Op-Ed: Common Core guidelines make sense

The following op-ed was published on Sept. 21, 2014, by the Monterey Herald.

After serving for two years as assistant secretary for higher education in the Department of Education, I can attest to the incredible complexity of our nation’s educational enterprise.

It stands to reason that significantly reforming education nationwide will be complex as well. So it is with the Common Core reforms. However, we cannot let the difficulty -- or the fog of confusion being stirred up by opponents of this effort – push us off course. The task is too important, for our students and for our nation’s future.

California schools have begun basing their instruction on the Common Core standards. Our state is participating in the Smarter Balanced Assessment Consortium, which is developing assessment tests in math and language proficiency based on the Common Core.

Of course, Common Core has become a political hot-button issue in recent months, as opponents of the standards have sought to portray them as a federal power grab, undermining local control. Several states have withdrawn from Common Core as a result.

Those charges are misguided. Common Core was developed in 2009 by a bipartisan coalition, including the National Governors’ Association and the Council of Chief State School Officials. The groups were responding to the very real concerns that too many students were making it through our K-12 system without the skills and knowledge required to succeed in college and in the job market.

Common Core sets guidelines for what students at each level need to know and establishes a test to measure how they are doing. School districts still adopt their own strategies for helping their students reach these standards.

The standards emphasize the critical thinking, quantitative reasoning, writing, and research skills that will be vital to students, both in colleges and universities and in future workplaces.

For teachers, the standards should open up the possibility of far richer classroom discussions and dialogues as they help students develop these higher-order skills.

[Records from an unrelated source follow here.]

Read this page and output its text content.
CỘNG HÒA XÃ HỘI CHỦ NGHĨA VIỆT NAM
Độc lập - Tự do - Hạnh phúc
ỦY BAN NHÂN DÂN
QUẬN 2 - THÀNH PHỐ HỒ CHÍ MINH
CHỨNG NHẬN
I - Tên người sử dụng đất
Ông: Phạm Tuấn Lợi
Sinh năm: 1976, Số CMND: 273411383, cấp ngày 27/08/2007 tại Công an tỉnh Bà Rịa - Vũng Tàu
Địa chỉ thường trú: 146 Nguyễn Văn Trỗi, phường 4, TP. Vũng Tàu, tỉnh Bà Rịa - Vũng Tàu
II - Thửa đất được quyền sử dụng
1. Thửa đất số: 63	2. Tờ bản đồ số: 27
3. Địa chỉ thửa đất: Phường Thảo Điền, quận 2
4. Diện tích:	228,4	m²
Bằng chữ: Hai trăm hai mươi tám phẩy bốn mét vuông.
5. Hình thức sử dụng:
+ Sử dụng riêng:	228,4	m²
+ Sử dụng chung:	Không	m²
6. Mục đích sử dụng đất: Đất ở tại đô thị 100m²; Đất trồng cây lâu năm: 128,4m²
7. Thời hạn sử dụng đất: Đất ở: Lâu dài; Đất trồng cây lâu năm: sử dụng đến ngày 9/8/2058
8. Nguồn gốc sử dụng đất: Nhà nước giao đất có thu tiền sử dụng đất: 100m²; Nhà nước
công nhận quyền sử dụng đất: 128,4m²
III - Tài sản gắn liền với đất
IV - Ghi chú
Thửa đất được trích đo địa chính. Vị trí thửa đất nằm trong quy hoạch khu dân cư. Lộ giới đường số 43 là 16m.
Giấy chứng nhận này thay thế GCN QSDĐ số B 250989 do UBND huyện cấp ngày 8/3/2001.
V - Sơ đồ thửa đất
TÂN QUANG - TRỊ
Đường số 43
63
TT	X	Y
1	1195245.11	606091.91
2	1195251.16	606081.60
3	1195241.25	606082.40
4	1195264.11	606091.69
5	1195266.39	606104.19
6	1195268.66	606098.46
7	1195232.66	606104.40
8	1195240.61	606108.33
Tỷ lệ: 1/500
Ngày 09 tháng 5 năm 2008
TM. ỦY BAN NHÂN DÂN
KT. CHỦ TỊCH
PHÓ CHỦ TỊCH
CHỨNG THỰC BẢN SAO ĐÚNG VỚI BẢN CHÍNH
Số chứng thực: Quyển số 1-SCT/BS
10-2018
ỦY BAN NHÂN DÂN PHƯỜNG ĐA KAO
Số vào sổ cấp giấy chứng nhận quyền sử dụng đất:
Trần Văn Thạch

National standards, rather than various guidelines from state-to-state or community-to-community, reflect the approach taken by nations worldwide, many of which are raising their educational level beyond that of the United States. We need to reverse that trend.

In an increasingly international economy, it makes no sense to hold students in one state to a different standard than another.

It is also important to point out that Common Core represents a united strategy by our entire educational system. For too long, different segments of that system have not always been on the same page. While we recognize our interdependence, it is often seems easiest for us to work within our own silos.

So it is worth noting that, in August, leaders of the four branches of California's public and private higher education establishment submitted a letter to the state board of education proclaiming their support of the Common Core State Standards and Smarter Balanced tests.

The letter, signed by California State University Chancellor Timothy P. White; University of California President Janet Napolitano; Brice W. Harris, the chancellor of California's community college system; and Kristen F. Soares, president of the Association of Independent California Colleges and Universities, said, in part:

"We believe California's implementation of the Common Core standards and aligned assessments has the potential to dramatically improve college readiness and help close the preparation gap that exists for California students.”

The Education Policy Improvement Center asked 1,800 faculty members who teach introductory courses in an array of disciplines to review the standards and decide whether they describe the knowledge and skills students need to succeed in their courses. More than 80 percent of faculty agreed that the standards are an accurate reflection of the knowledge and skills needed for success in introductory college courses.

Teacher preparation programs, including the program in our College of Education at CSUMB, are changing to reflect the standards.

At Cal State Monterey Bay, we are committed to working collaboratively with local schools to help improve student performance. We want more of our young people to graduate from high school with the academic tools they will need to pursue a college degree.

The Common Core standards represent a critical step toward that important goal.